Zweitens: Die Hizbollah hat einen großen Prozentsatz ihres Raketenarsenals mit nur sehr geringem Gewinn eingesetzt. Nur in der Alice im Wunderland-Welt des Nahen Ostens kann es als „Triumph“ einer terroristischen Organisation gelten, einfach Katjuscha-Raketen Richtung Israel abzuschießen, von denen ungefähr 95 Prozent nichts von Wert trafen. Die Hizbollah brauchte sechs Jahre, um einen Vorrat aufzubauen, den sie im Wesentlichen verschwendet hat.

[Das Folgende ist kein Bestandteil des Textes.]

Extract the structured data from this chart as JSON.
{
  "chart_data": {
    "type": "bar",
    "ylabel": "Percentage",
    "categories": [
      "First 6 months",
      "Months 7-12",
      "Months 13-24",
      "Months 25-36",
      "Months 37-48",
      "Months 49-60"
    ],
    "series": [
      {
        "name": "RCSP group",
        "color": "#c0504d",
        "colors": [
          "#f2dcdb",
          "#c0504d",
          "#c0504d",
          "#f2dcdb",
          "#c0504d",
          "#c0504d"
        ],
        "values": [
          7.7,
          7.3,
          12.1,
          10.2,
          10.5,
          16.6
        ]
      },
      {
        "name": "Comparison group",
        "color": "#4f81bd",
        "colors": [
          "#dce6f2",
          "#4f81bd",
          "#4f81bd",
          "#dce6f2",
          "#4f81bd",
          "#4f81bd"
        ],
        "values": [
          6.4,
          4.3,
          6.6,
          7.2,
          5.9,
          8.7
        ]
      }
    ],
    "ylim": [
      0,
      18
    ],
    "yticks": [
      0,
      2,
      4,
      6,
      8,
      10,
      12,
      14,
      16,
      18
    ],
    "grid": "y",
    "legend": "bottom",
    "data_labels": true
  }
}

Drittens: Die Regierung im Libanon, die sich in den letzten sechs Jahren ostentativ weigerte, ihre Soldaten in den Süden des Landes zu schicken, ist verpflichtet worden, den Vereinten Nationen zu versprechen, dass sie das nun tun wird. Sie wird darüber hinaus de facto unter der Kontrolle einer viel größeren internationalen Truppe stehen, als sie vorher in der Region stationiert war – eine, die danach beurteilt werden wird, ob sie Erfolg hat respektive in welchem Ausmaß sie für Ruhe sorgt.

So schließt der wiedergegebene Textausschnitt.